From journalist in Sana'a
https://nitter.net/Ymawryy/status/1748626517796552880#m
Do the Houthis have the ability to shut down the Straight of Hormuz? I guess for all these it would just take a pirate crew to take a few ships and the insurance companies won't cover trips made there. But that's a lot of distance from Houthis home port.
can't say I see what the point of blocking the Suez at this point would be, unless you just wanted to fuck over Eliat in particular. I guess Jeddah might send ships through there? Iraqi and Syrian groups might be able to score some hits on Suez as they're closer, though Ansarallah does seem to have the capability of hitting it or very close to it, even if many of the missiles would get shot down.

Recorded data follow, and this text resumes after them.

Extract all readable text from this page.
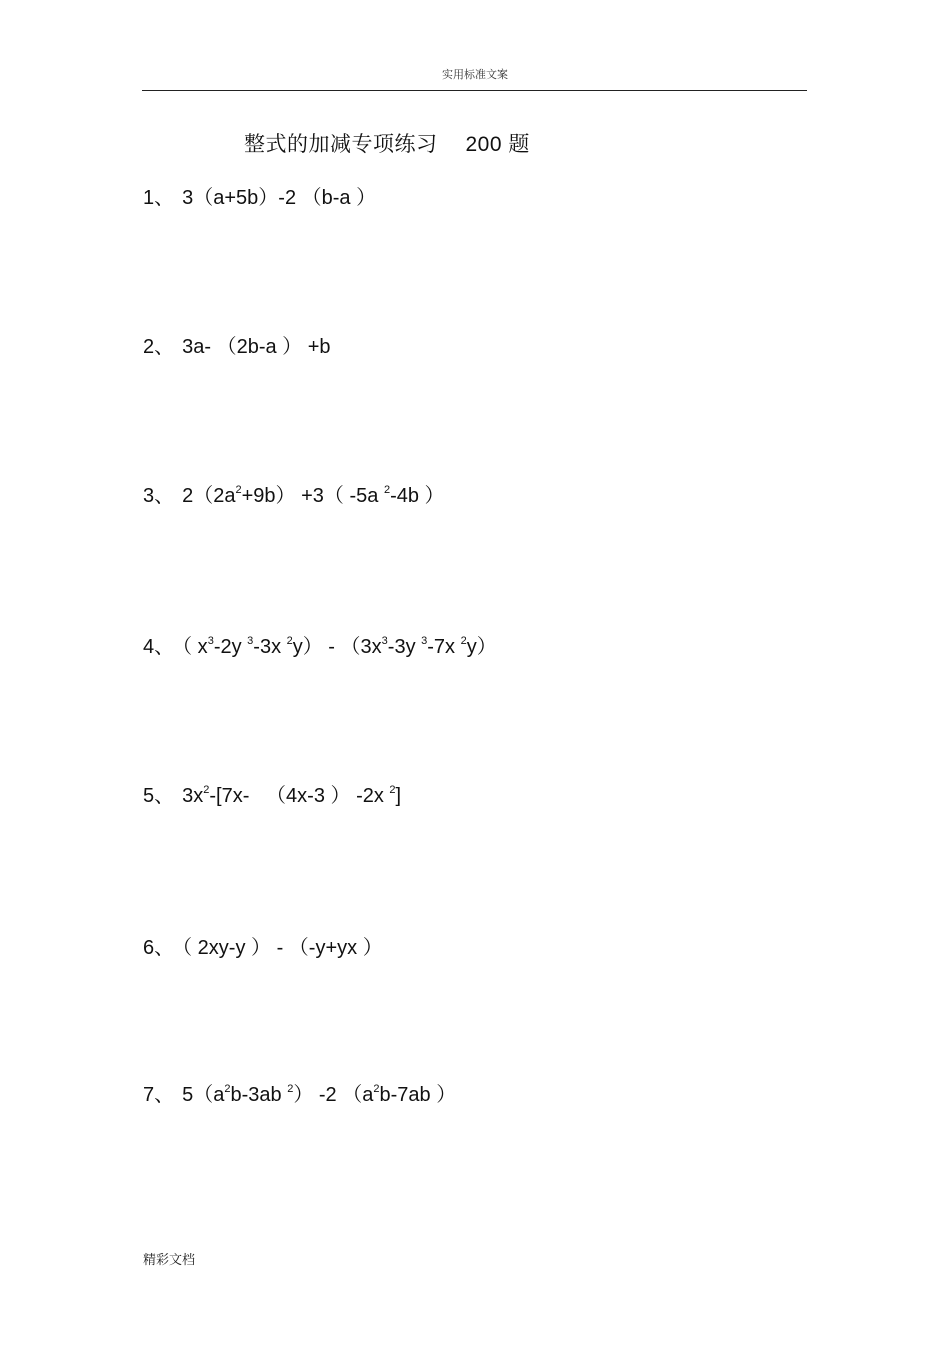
实用标准文案
整式的加减专项练习 200 题
1、 3（a+5b）-2 （b-a ）
2、 3a- （2b-a ） +b
3、 $2(2a^2+9b) +3$（ -5a $^2$-4b ）
4、 （ $x^3-2y$ $^3$-3x $^2y) - (3x^3-3y$ $^3$-7x $^2$y）
5、 $3x^2-[7x-$   （4x-3 ） -2x $^2$]
6、 （ 2xy-y ） - （-y+yx ）
7、 $5(a^2b-3ab$ $^2$） -2 （$a^2b-7ab$ ）
精彩文档
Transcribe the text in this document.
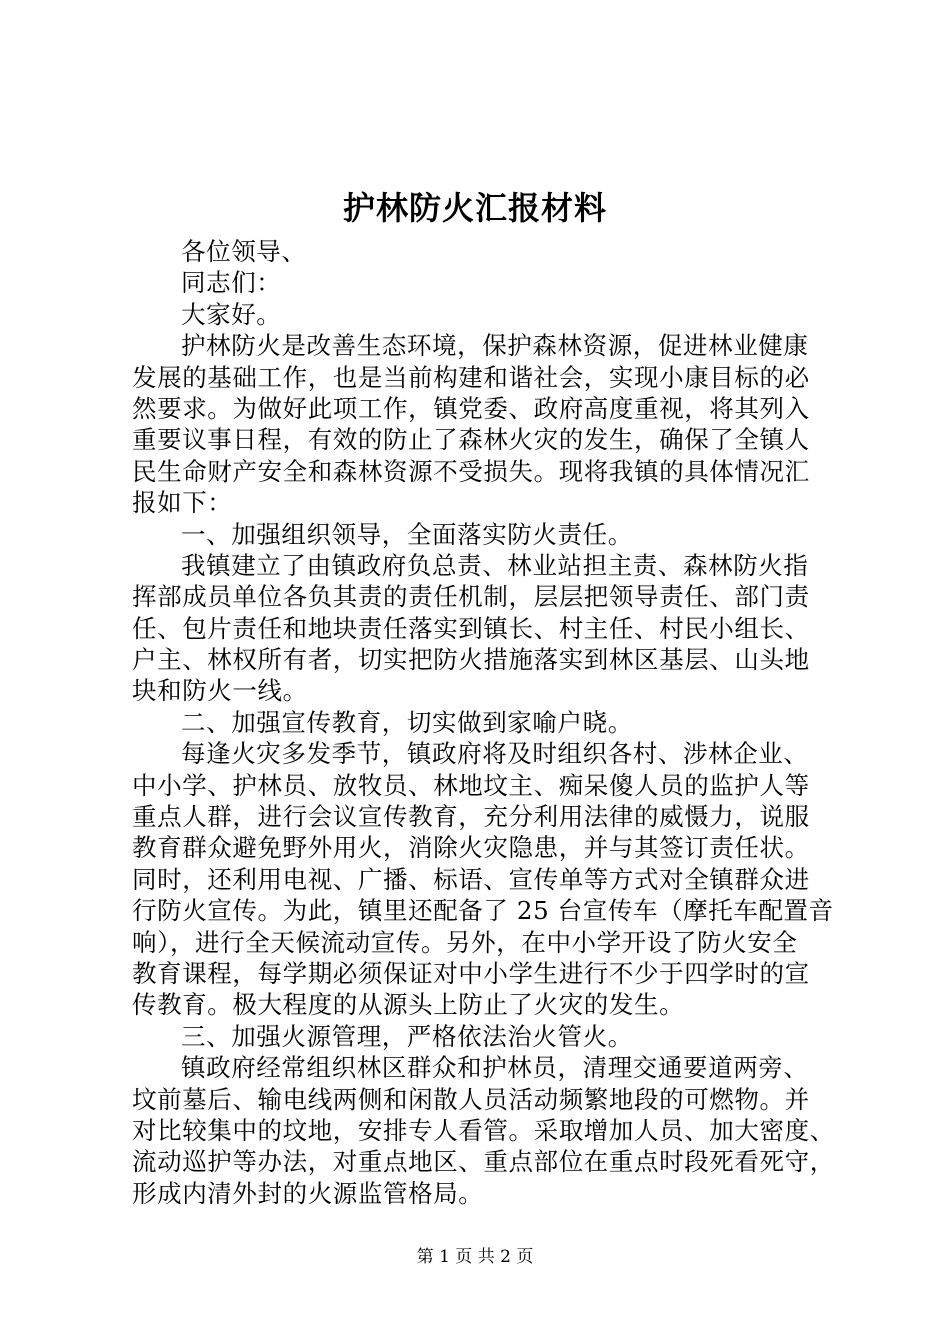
护林防火汇报材料
各位领导、
同志们：
大家好。
护林防火是改善生态环境，保护森林资源，促进林业健康
发展的基础工作，也是当前构建和谐社会，实现小康目标的必
然要求。为做好此项工作，镇党委、政府高度重视，将其列入
重要议事日程，有效的防止了森林火灾的发生，确保了全镇人
民生命财产安全和森林资源不受损失。现将我镇的具体情况汇
报如下：
一、加强组织领导，全面落实防火责任。
我镇建立了由镇政府负总责、林业站担主责、森林防火指
挥部成员单位各负其责的责任机制，层层把领导责任、部门责
任、包片责任和地块责任落实到镇长、村主任、村民小组长、
户主、林权所有者，切实把防火措施落实到林区基层、山头地
块和防火一线。
二、加强宣传教育，切实做到家喻户晓。
每逢火灾多发季节，镇政府将及时组织各村、涉林企业、
中小学、护林员、放牧员、林地坟主、痴呆傻人员的监护人等
重点人群，进行会议宣传教育，充分利用法律的威慑力，说服
教育群众避免野外用火，消除火灾隐患，并与其签订责任状。
同时，还利用电视、广播、标语、宣传单等方式对全镇群众进
行防火宣传。为此，镇里还配备了 25 台宣传车（摩托车配置音
响），进行全天候流动宣传。另外，在中小学开设了防火安全
教育课程，每学期必须保证对中小学生进行不少于四学时的宣
传教育。极大程度的从源头上防止了火灾的发生。
三、加强火源管理，严格依法治火管火。
镇政府经常组织林区群众和护林员，清理交通要道两旁、
坟前墓后、输电线两侧和闲散人员活动频繁地段的可燃物。并
对比较集中的坟地，安排专人看管。采取增加人员、加大密度、
流动巡护等办法，对重点地区、重点部位在重点时段死看死守，
形成内清外封的火源监管格局。
第 1 页 共 2 页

meanwhile, Hormuz would be a juicy target but I feel like that's only gonna be hit if Israel starts actually invading southern Lebanon and the war expands even further. right now, Israel still seems way too afraid to attack Hezbollah, and for good reason, as launching attacks into the terrain of southern Lebanon which is crisscrossed by tunnels and fortified positions and plentiful ATGMs would be a great way to destroy an army that is already experiencing exhaustion from trying and failing to hold Gaza. I still think Israel will eventually try it because they'll feel forced to and are totally unwilling to back down even a little bit, but given all the threats that Israel has made over the last few months that haven't been fulfilled and then have been laughed at by Hezbollah, you can really tell that Zyklon Bibi and his band of merry turbofascists are really shitting bricks over the prospects of a war there
For Suez, maybe the goal is to put pressure on the Saudis, because closing all three straights leaves them effectively landlocked. I don't know any other good reason for this, other than your Jeddah suggestion.
The spice will NOT flow.
Hormuz seems like it would take Iran to be actively involved
I always thought Hormuz was Iran's ult and they don't want to pop it off to draw the Great Satan's ire closer to home.
Yes exactly. I don't think Hezbollah and ansarallah could block it alone
There's a difference, I think, between a naval blockade and area denial for commercial shipping. They may not have the oomf for the former, but the latter might only take 3-4 ships getting boarded and/or sunk to accomplish.
They need to play much more carefully in hormuz though. Oil leaving there goes to China and east Asia. It's all well and good to say that they won't target ships going to China, but blockade of any kind in that area adds instability that China absolutely doesn't want.
He's not saying blockade, he's saying close the straight to hostile ships while leaving it open for others. Chinese, Russian, Indian, etc ships still traverse the Bab al Mandeb.